12/11: When A Lumberjack Falls In The Woods–High Dive, Our Lady, George Costanza, and Witchfingers @ Milhouse

When carousing on a Tuesday night in Kalamazoo, Michigan, some stroller-abouts might have trouble finding something “relatable.” More so if if they happen to be a straight, white, male.

You get weird looks in the bars, surrounded by hordes of glassy-eyes ogling your Levi’s and plaid, and all the restaurants have funny names for the drinks like “Rainbow Hobgobbler,” or “Jackie Gleeson’s Log Cabin Party.”  By golly it even seems like the way I wear the bristly spider hairs on my face becomes subject to public criticism; especially on Tuesdays.

It happens everyday. Taking over the music scene, too. Gays, lesbians, transexuals, transgender, all the Alphabet Soup Party members burst out the perfectly matched shutters, periwinkle closets, and checkerboarded picnic tables of the Vine Street Neighborhood, screaming and hollering indecipherable rants on “acceptance,” “tolerance,” “community,” and “identity” into the atmosphere, inevitably linking up to the hive minded stage over at the 411 Club also known as Metro.
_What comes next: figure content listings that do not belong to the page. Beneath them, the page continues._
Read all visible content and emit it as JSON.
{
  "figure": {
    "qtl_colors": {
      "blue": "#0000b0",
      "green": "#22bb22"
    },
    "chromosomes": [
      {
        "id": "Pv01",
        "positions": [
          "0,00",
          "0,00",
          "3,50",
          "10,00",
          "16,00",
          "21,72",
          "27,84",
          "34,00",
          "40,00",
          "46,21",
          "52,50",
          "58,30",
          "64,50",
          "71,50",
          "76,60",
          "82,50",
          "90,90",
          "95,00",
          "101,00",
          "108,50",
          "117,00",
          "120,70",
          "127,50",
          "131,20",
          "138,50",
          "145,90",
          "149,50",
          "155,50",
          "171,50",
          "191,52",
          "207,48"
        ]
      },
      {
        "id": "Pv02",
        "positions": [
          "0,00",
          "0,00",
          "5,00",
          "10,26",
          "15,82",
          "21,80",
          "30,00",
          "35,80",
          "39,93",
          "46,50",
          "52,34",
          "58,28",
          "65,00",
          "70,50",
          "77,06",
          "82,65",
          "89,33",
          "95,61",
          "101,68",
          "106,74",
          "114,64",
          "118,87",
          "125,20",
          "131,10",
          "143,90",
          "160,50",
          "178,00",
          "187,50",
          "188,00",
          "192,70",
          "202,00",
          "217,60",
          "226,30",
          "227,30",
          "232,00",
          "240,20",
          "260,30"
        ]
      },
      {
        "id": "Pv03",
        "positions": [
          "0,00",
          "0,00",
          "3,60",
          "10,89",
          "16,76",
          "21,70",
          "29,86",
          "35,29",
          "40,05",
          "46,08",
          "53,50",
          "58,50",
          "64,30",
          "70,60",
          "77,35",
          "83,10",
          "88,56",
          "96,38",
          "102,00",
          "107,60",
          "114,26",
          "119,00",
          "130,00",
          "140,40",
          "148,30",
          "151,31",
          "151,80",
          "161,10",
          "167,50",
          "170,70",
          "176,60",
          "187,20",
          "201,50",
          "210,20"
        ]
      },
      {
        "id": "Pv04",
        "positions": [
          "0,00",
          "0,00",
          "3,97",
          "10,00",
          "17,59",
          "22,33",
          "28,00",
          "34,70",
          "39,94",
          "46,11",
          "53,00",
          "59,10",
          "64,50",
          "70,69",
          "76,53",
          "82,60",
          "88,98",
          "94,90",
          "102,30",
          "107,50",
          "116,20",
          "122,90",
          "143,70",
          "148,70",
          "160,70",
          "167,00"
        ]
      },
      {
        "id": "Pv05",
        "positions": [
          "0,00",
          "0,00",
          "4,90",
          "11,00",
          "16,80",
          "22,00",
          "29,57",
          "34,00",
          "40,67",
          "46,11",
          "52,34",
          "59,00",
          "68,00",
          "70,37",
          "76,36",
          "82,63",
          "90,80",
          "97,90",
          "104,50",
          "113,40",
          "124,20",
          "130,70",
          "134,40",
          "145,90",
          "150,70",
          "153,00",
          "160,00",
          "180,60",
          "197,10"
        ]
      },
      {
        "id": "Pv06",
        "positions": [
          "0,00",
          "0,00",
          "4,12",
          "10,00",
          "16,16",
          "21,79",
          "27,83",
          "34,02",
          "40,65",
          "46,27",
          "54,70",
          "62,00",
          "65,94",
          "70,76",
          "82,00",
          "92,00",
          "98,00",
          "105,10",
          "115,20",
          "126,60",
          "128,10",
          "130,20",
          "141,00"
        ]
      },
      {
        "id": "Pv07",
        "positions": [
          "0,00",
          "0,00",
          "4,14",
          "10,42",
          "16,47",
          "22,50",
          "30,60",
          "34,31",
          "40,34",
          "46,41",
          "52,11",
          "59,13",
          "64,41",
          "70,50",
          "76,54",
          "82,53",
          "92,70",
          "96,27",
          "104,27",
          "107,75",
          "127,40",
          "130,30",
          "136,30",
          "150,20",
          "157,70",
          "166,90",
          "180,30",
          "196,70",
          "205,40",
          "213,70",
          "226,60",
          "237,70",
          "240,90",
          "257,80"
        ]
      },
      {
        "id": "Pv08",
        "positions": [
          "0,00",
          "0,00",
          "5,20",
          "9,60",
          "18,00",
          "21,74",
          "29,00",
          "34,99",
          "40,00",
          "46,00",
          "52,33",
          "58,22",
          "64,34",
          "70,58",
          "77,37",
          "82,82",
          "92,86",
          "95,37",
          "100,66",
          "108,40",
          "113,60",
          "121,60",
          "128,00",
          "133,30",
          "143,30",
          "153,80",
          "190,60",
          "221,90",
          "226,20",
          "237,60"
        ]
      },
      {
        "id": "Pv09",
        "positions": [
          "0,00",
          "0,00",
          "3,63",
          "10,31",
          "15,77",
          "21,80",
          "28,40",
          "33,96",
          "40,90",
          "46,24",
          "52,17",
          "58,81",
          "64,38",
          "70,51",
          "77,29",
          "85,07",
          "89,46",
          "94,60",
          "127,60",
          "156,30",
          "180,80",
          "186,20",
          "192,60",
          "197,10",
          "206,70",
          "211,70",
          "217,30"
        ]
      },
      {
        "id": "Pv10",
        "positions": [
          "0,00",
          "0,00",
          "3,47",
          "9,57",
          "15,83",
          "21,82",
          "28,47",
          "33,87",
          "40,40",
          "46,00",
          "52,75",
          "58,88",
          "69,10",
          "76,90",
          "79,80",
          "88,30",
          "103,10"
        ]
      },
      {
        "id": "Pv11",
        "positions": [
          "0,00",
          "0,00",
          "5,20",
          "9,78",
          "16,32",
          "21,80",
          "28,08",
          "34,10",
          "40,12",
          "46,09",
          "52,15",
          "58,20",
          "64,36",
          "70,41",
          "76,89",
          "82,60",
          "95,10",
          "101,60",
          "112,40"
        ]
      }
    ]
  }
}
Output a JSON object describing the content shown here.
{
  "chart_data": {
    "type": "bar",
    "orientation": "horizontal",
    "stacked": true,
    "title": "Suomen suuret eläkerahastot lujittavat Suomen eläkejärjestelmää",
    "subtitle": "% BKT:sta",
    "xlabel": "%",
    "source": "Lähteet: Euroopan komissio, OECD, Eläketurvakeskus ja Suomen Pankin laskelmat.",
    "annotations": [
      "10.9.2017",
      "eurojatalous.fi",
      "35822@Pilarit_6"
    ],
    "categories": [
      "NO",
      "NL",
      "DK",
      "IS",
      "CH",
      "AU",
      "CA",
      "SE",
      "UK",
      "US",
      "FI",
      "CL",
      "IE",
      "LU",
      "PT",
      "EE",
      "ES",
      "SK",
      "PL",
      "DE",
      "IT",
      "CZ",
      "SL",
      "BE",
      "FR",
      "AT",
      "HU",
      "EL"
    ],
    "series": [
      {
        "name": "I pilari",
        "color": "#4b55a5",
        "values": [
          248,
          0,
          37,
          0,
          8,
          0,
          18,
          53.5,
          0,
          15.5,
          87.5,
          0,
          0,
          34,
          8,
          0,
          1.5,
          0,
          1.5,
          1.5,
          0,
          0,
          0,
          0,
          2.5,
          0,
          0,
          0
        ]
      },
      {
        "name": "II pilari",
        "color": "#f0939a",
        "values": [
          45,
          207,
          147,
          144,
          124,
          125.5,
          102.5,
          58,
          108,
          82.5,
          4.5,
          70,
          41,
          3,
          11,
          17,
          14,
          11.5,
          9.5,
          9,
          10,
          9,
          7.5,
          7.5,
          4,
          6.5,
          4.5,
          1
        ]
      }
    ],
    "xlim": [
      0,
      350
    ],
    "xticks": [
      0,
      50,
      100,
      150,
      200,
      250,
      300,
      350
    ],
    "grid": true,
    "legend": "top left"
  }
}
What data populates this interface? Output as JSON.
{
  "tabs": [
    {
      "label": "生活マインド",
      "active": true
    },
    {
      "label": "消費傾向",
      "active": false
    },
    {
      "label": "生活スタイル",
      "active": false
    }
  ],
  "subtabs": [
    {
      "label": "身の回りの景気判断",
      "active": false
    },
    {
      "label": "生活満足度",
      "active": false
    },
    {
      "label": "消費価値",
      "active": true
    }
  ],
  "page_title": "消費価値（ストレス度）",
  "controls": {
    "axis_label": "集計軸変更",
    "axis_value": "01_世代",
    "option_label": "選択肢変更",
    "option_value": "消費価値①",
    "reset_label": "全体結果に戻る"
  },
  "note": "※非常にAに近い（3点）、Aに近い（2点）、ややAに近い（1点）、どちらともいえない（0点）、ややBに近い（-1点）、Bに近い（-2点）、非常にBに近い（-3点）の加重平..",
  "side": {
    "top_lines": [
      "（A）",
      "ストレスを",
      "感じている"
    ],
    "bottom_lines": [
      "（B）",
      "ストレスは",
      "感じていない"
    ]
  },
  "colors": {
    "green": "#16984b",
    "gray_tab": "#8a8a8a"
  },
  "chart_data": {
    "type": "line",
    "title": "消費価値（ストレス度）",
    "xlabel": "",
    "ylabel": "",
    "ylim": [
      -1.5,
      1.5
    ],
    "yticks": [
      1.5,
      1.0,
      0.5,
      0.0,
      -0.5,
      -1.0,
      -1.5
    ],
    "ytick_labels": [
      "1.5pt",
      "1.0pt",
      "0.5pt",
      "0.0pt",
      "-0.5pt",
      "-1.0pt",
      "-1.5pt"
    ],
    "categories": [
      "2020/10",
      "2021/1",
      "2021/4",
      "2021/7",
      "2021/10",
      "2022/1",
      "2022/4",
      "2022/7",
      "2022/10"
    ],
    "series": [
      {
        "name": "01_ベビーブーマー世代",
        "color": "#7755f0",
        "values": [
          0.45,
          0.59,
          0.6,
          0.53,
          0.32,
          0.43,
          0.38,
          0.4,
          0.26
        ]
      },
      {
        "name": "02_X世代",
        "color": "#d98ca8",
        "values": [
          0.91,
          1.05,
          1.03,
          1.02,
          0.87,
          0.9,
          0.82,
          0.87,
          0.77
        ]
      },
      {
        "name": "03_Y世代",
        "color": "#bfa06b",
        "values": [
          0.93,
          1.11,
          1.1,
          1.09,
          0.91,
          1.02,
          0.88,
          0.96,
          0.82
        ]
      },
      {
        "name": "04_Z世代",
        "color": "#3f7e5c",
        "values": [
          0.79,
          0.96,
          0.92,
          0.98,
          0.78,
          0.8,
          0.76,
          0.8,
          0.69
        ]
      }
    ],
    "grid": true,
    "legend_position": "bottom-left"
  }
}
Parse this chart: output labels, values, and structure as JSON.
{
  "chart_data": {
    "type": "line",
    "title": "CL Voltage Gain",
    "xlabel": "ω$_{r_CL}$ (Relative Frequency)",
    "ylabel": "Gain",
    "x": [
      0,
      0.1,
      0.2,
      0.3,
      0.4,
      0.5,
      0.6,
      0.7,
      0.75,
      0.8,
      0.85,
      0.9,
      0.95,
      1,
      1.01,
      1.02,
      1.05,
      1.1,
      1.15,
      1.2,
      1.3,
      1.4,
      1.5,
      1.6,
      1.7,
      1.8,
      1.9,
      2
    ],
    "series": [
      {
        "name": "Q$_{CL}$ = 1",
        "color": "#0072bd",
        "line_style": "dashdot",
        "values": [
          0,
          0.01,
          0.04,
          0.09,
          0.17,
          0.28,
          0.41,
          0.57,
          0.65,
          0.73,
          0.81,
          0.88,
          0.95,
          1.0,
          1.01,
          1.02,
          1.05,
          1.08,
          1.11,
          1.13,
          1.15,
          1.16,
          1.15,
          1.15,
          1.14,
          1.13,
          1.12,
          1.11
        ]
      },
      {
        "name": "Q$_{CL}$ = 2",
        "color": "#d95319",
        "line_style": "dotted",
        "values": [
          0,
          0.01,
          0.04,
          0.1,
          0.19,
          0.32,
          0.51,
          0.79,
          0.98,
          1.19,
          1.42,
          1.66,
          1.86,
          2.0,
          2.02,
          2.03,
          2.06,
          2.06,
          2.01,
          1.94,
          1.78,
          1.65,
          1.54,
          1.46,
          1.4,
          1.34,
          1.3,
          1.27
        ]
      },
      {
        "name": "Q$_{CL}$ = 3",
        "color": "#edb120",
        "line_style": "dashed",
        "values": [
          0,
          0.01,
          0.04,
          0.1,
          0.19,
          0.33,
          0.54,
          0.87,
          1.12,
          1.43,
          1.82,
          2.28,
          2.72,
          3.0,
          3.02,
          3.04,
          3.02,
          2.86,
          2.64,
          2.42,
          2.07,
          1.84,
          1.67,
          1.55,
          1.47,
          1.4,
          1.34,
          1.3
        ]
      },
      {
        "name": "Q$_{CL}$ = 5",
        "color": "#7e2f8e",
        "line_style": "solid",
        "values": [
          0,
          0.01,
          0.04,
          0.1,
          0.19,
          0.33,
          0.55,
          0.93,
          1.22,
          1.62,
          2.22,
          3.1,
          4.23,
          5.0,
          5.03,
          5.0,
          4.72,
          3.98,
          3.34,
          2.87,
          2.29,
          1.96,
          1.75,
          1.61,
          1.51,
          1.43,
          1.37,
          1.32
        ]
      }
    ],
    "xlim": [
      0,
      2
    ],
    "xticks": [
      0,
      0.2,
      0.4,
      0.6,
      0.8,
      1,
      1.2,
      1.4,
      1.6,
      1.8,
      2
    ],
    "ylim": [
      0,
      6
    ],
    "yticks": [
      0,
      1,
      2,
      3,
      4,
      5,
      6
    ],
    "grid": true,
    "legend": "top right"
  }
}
Spinning off of these choruses and chasms is what can be considered “queer-core,”  what show-booker and house-venue operator Rory Svekric describes as a genre that askews “ ‘heteronormatively’ written” songs “that need to be fudged a little to be relatable.” They may or may not contain members of the overwhelming  majority that is the LGBTQA as well. That’s why she booked the Bloomington, Indiana queer-core pop-punk trio High Dive for her show tomorrow at Milhouse–and maybe for lead singer Toby Foster’s playful lisp, or the quick bursts of energy that surround their two-and-half minutes diddys about isolation, love, and suicide as angst ridden teens and twenty-somethings. Kissing boys is a major theme as well.

Who can possibly find themselves in these songs?

High Dive will be playing alongside the ever-changing power-pop-punk group Our Lady from Springfield, IL, and home-grown emo-indie acts Witch Fingers and George Costanza, the second of which may quite possibly be the most emo band name I’ve ever heard. Both of the home town groups share a spastic spittle ridden silliness in their sound, that in some way shape or form may be appealing those gruff young kids that have the same spastic spittle ridden silliness called angst.

Tomorrow night, Milhouse. 8:30 p.m. Donations for the touring bands would be more than tolerated.

Respect the house, respect the bands, respect the perspectives.